In food science the term carbohydrate often means food that that is particularly rich in the complex carbohydrate starch (such as cereals, bread, and pasta) or simple carbohydrates, such as sugar (found in candy, jams, and desserts).
Carbohydrates are the body's main source of energy. Plant foods like cereals, bread, rice, pasta, potatoes, plantains and corn are good sources of starch. They give us the energy we need to do daily activities. These starchy foods also give us important vitamins and minerals.
Micronutrients are nutrients needed in very small amounts.
- Main article: Vitamin
Vitamins are natural substances found in plants and animals that are essential nutrients for human beings. Deficiencies of vitamins produce specific disorders. An organic chemical compound is called a vitamin when it cannot be synthesized in sufficient quantities by an organism, and must be obtained from the diet.
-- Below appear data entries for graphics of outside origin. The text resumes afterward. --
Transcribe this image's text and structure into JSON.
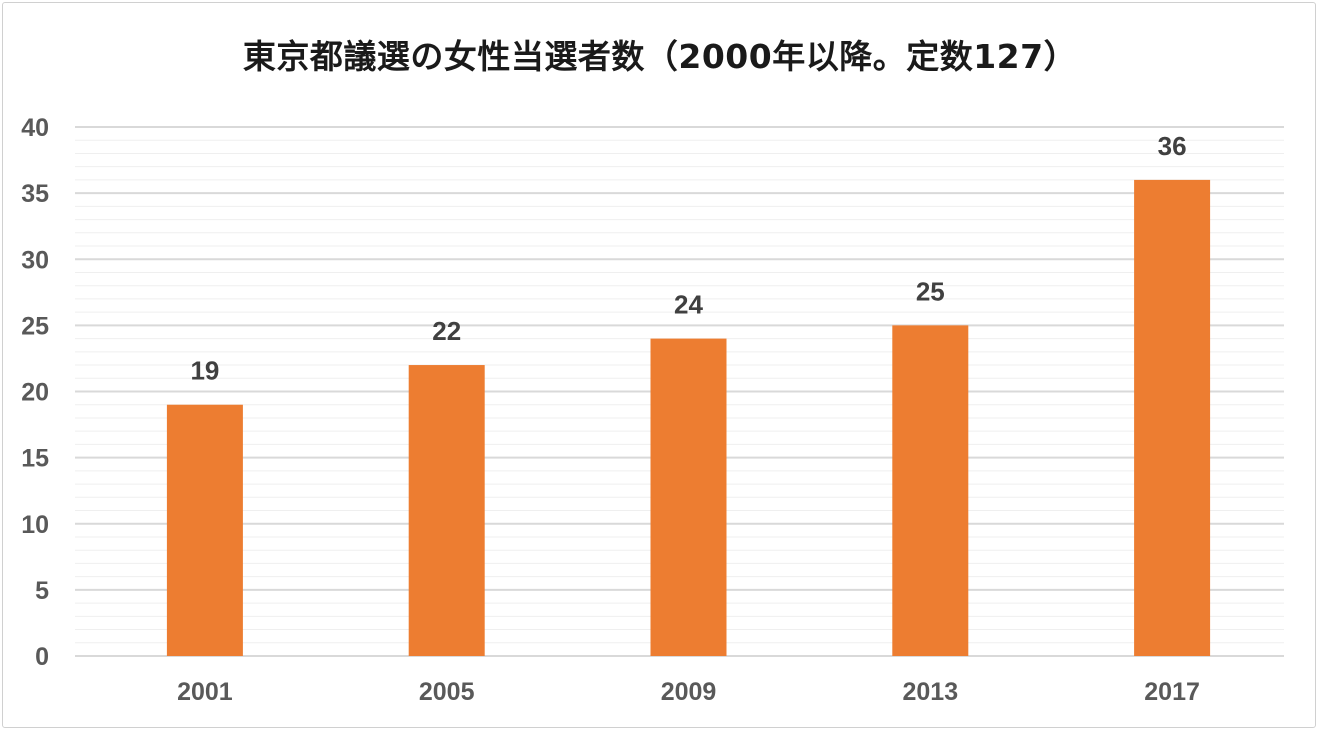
{
  "chart_data": {
    "type": "bar",
    "title": "東京都議選の女性当選者数（2000年以降。定数127）",
    "categories": [
      "2001",
      "2005",
      "2009",
      "2013",
      "2017"
    ],
    "values": [
      19,
      22,
      24,
      25,
      36
    ],
    "data_labels": [
      "19",
      "22",
      "24",
      "25",
      "36"
    ],
    "yticks": [
      "0",
      "5",
      "10",
      "15",
      "20",
      "25",
      "30",
      "35",
      "40"
    ],
    "ylim": [
      0,
      40
    ],
    "ytick_step": 5,
    "minor_grid_step": 1,
    "grid": true,
    "legend": "none",
    "bar_color": "#ED7D31",
    "grid_color": "#D9D9D9",
    "minor_grid_color": "#EFEFEF"
  }
}
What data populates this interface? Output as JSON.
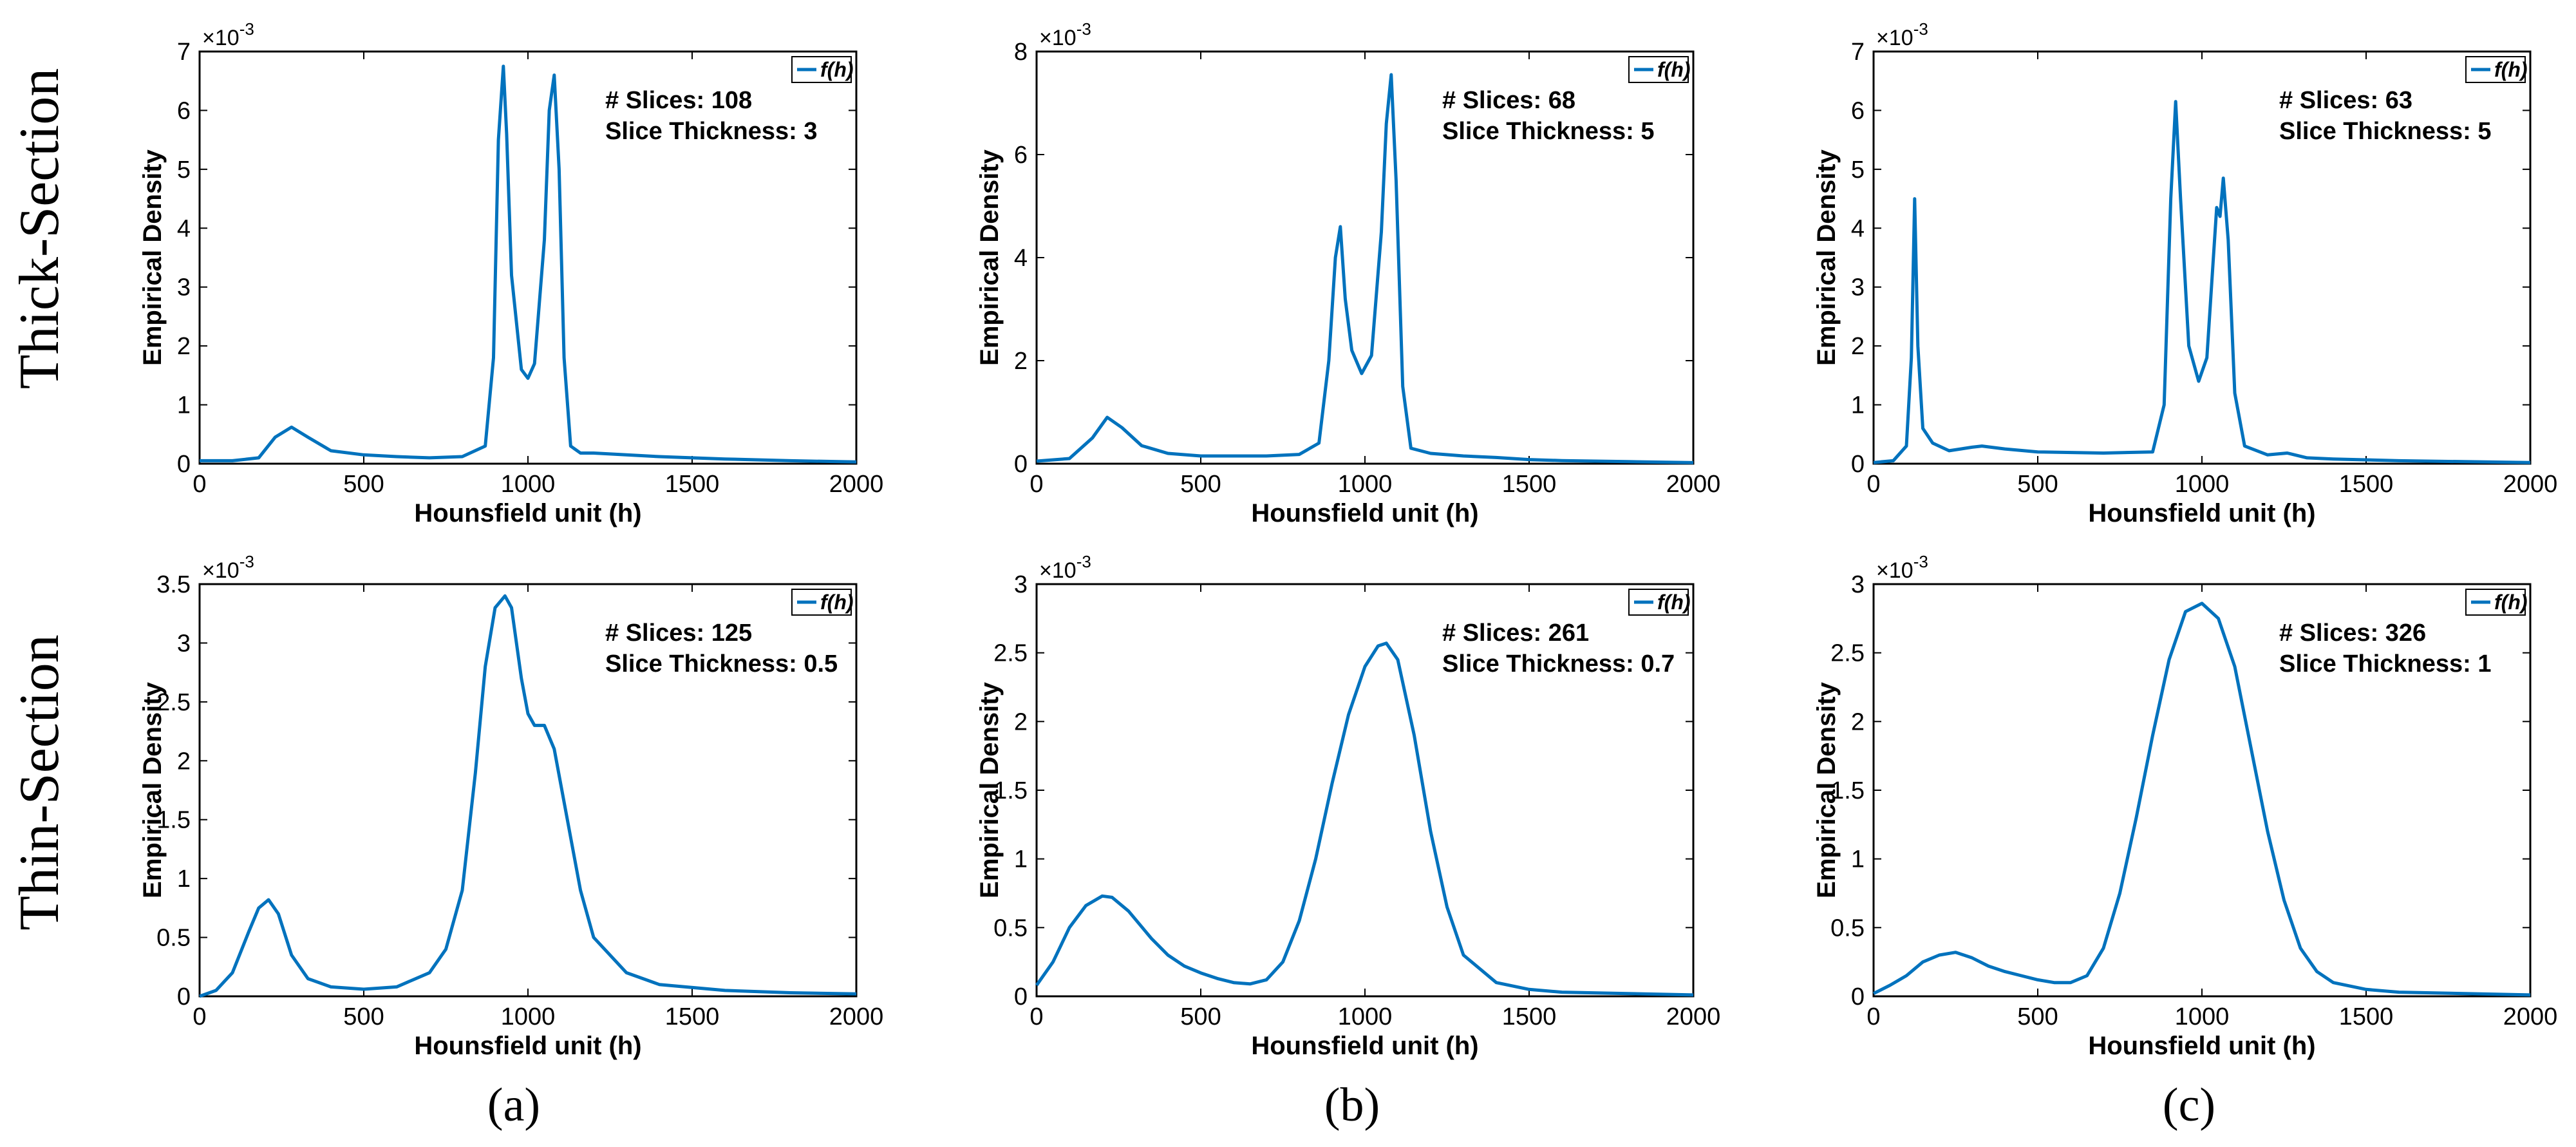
{
  "row_labels": [
    "Thick-Section",
    "Thin-Section"
  ],
  "panel_labels": [
    "(a)",
    "(b)",
    "(c)"
  ],
  "series_color": "#0072BD",
  "chart_data": [
    {
      "type": "line",
      "row": "Thick-Section",
      "column": "(a)",
      "xlabel": "Hounsfield unit (h)",
      "ylabel": "Empirical Density",
      "xlim": [
        0,
        2000
      ],
      "xticks": [
        0,
        500,
        1000,
        1500,
        2000
      ],
      "ylim": [
        0,
        7
      ],
      "yticks": [
        0,
        1,
        2,
        3,
        4,
        5,
        6,
        7
      ],
      "y_multiplier": "×10^-3",
      "legend": "f(h)",
      "annotations": [
        "# Slices: 108",
        "Slice Thickness: 3"
      ],
      "series": [
        {
          "name": "f(h)",
          "x": [
            0,
            100,
            180,
            230,
            280,
            330,
            400,
            500,
            600,
            700,
            800,
            870,
            895,
            910,
            925,
            935,
            950,
            980,
            1000,
            1020,
            1050,
            1065,
            1080,
            1095,
            1110,
            1130,
            1160,
            1200,
            1300,
            1400,
            1500,
            1600,
            1800,
            2000
          ],
          "y": [
            0.05,
            0.05,
            0.1,
            0.45,
            0.62,
            0.45,
            0.22,
            0.15,
            0.12,
            0.1,
            0.12,
            0.3,
            1.8,
            5.5,
            6.75,
            5.6,
            3.2,
            1.6,
            1.45,
            1.7,
            3.8,
            6.0,
            6.6,
            5.0,
            1.8,
            0.3,
            0.18,
            0.18,
            0.15,
            0.12,
            0.1,
            0.08,
            0.05,
            0.03
          ]
        }
      ]
    },
    {
      "type": "line",
      "row": "Thick-Section",
      "column": "(b)",
      "xlabel": "Hounsfield unit (h)",
      "ylabel": "Empirical Density",
      "xlim": [
        0,
        2000
      ],
      "xticks": [
        0,
        500,
        1000,
        1500,
        2000
      ],
      "ylim": [
        0,
        8
      ],
      "yticks": [
        0,
        2,
        4,
        6,
        8
      ],
      "y_multiplier": "×10^-3",
      "legend": "f(h)",
      "annotations": [
        "# Slices: 68",
        "Slice Thickness: 5"
      ],
      "series": [
        {
          "name": "f(h)",
          "x": [
            0,
            100,
            170,
            215,
            260,
            320,
            400,
            500,
            600,
            700,
            800,
            860,
            890,
            910,
            925,
            940,
            960,
            990,
            1020,
            1050,
            1065,
            1080,
            1095,
            1115,
            1140,
            1200,
            1300,
            1400,
            1500,
            1600,
            1800,
            2000
          ],
          "y": [
            0.05,
            0.1,
            0.5,
            0.9,
            0.7,
            0.35,
            0.2,
            0.15,
            0.15,
            0.15,
            0.18,
            0.4,
            2.0,
            4.0,
            4.6,
            3.2,
            2.2,
            1.75,
            2.1,
            4.5,
            6.6,
            7.55,
            5.5,
            1.5,
            0.3,
            0.2,
            0.15,
            0.12,
            0.08,
            0.06,
            0.04,
            0.02
          ]
        }
      ]
    },
    {
      "type": "line",
      "row": "Thick-Section",
      "column": "(c)",
      "xlabel": "Hounsfield unit (h)",
      "ylabel": "Empirical Density",
      "xlim": [
        0,
        2000
      ],
      "xticks": [
        0,
        500,
        1000,
        1500,
        2000
      ],
      "ylim": [
        0,
        7
      ],
      "yticks": [
        0,
        1,
        2,
        3,
        4,
        5,
        6,
        7
      ],
      "y_multiplier": "×10^-3",
      "legend": "f(h)",
      "annotations": [
        "# Slices: 63",
        "Slice Thickness: 5"
      ],
      "series": [
        {
          "name": "f(h)",
          "x": [
            0,
            60,
            100,
            115,
            125,
            135,
            150,
            180,
            230,
            300,
            330,
            400,
            500,
            700,
            850,
            885,
            905,
            920,
            935,
            960,
            990,
            1015,
            1035,
            1045,
            1055,
            1065,
            1080,
            1100,
            1130,
            1200,
            1260,
            1320,
            1400,
            1600,
            2000
          ],
          "y": [
            0.02,
            0.05,
            0.3,
            1.8,
            4.5,
            2.0,
            0.6,
            0.35,
            0.22,
            0.28,
            0.3,
            0.25,
            0.2,
            0.18,
            0.2,
            1.0,
            4.5,
            6.15,
            4.5,
            2.0,
            1.4,
            1.8,
            3.5,
            4.35,
            4.2,
            4.85,
            3.8,
            1.2,
            0.3,
            0.15,
            0.18,
            0.1,
            0.08,
            0.05,
            0.02
          ]
        }
      ]
    },
    {
      "type": "line",
      "row": "Thin-Section",
      "column": "(a)",
      "xlabel": "Hounsfield unit (h)",
      "ylabel": "Empirical Density",
      "xlim": [
        0,
        2000
      ],
      "xticks": [
        0,
        500,
        1000,
        1500,
        2000
      ],
      "ylim": [
        0,
        3.5
      ],
      "yticks": [
        0,
        0.5,
        1,
        1.5,
        2,
        2.5,
        3,
        3.5
      ],
      "y_multiplier": "×10^-3",
      "legend": "f(h)",
      "annotations": [
        "# Slices: 125",
        "Slice Thickness: 0.5"
      ],
      "series": [
        {
          "name": "f(h)",
          "x": [
            0,
            50,
            100,
            150,
            180,
            210,
            240,
            280,
            330,
            400,
            500,
            600,
            700,
            750,
            800,
            840,
            870,
            900,
            930,
            950,
            980,
            1000,
            1020,
            1050,
            1080,
            1120,
            1160,
            1200,
            1300,
            1400,
            1600,
            1800,
            2000
          ],
          "y": [
            0.0,
            0.05,
            0.2,
            0.55,
            0.75,
            0.82,
            0.7,
            0.35,
            0.15,
            0.08,
            0.06,
            0.08,
            0.2,
            0.4,
            0.9,
            1.9,
            2.8,
            3.3,
            3.4,
            3.3,
            2.7,
            2.4,
            2.3,
            2.3,
            2.1,
            1.5,
            0.9,
            0.5,
            0.2,
            0.1,
            0.05,
            0.03,
            0.02
          ]
        }
      ]
    },
    {
      "type": "line",
      "row": "Thin-Section",
      "column": "(b)",
      "xlabel": "Hounsfield unit (h)",
      "ylabel": "Empirical Density",
      "xlim": [
        0,
        2000
      ],
      "xticks": [
        0,
        500,
        1000,
        1500,
        2000
      ],
      "ylim": [
        0,
        3
      ],
      "yticks": [
        0,
        0.5,
        1,
        1.5,
        2,
        2.5,
        3
      ],
      "y_multiplier": "×10^-3",
      "legend": "f(h)",
      "annotations": [
        "# Slices: 261",
        "Slice Thickness: 0.7"
      ],
      "series": [
        {
          "name": "f(h)",
          "x": [
            0,
            50,
            100,
            150,
            200,
            230,
            280,
            350,
            400,
            450,
            500,
            550,
            600,
            650,
            700,
            750,
            800,
            850,
            900,
            950,
            1000,
            1040,
            1065,
            1100,
            1150,
            1200,
            1250,
            1300,
            1400,
            1500,
            1600,
            1800,
            2000
          ],
          "y": [
            0.08,
            0.25,
            0.5,
            0.66,
            0.73,
            0.72,
            0.62,
            0.42,
            0.3,
            0.22,
            0.17,
            0.13,
            0.1,
            0.09,
            0.12,
            0.25,
            0.55,
            1.0,
            1.55,
            2.05,
            2.4,
            2.55,
            2.57,
            2.45,
            1.9,
            1.2,
            0.65,
            0.3,
            0.1,
            0.05,
            0.03,
            0.02,
            0.01
          ]
        }
      ]
    },
    {
      "type": "line",
      "row": "Thin-Section",
      "column": "(c)",
      "xlabel": "Hounsfield unit (h)",
      "ylabel": "Empirical Density",
      "xlim": [
        0,
        2000
      ],
      "xticks": [
        0,
        500,
        1000,
        1500,
        2000
      ],
      "ylim": [
        0,
        3
      ],
      "yticks": [
        0,
        0.5,
        1,
        1.5,
        2,
        2.5,
        3
      ],
      "y_multiplier": "×10^-3",
      "legend": "f(h)",
      "annotations": [
        "# Slices: 326",
        "Slice Thickness: 1"
      ],
      "series": [
        {
          "name": "f(h)",
          "x": [
            0,
            50,
            100,
            150,
            200,
            250,
            300,
            350,
            400,
            450,
            500,
            550,
            600,
            650,
            700,
            750,
            800,
            850,
            900,
            950,
            1000,
            1050,
            1100,
            1150,
            1200,
            1250,
            1300,
            1350,
            1400,
            1500,
            1600,
            1800,
            2000
          ],
          "y": [
            0.02,
            0.08,
            0.15,
            0.25,
            0.3,
            0.32,
            0.28,
            0.22,
            0.18,
            0.15,
            0.12,
            0.1,
            0.1,
            0.15,
            0.35,
            0.75,
            1.3,
            1.9,
            2.45,
            2.8,
            2.86,
            2.75,
            2.4,
            1.8,
            1.2,
            0.7,
            0.35,
            0.18,
            0.1,
            0.05,
            0.03,
            0.02,
            0.01
          ]
        }
      ]
    }
  ]
}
There are two types of vitamins: water-soluble and fat-soluble. There are 13 essential vitamins and each one has a special role to play within the body.
- Main article: Minerals in food
Dietary minerals (also known as mineral nutrients) are the chemical elements required by living organisms, other than the four elements Carbon, Hydrogen, Nitrogen, and Oxygen present in common organic molecules.
Minerals in food are sometimes divided in two categories.
- Main article: Organic acid
An organic acid is an organic compound with acidic properties. In general, organic acids are weak acids and do not dissociate completely in water. On the other hand, most organic acids are very soluble in organic solvents. Organic acids are used in food preservation because of their effects on bacteria.
A few common examples include: Lactic acid, Acetic acid, Formic acid, Citric acid, Oxalic acid, Uric acid.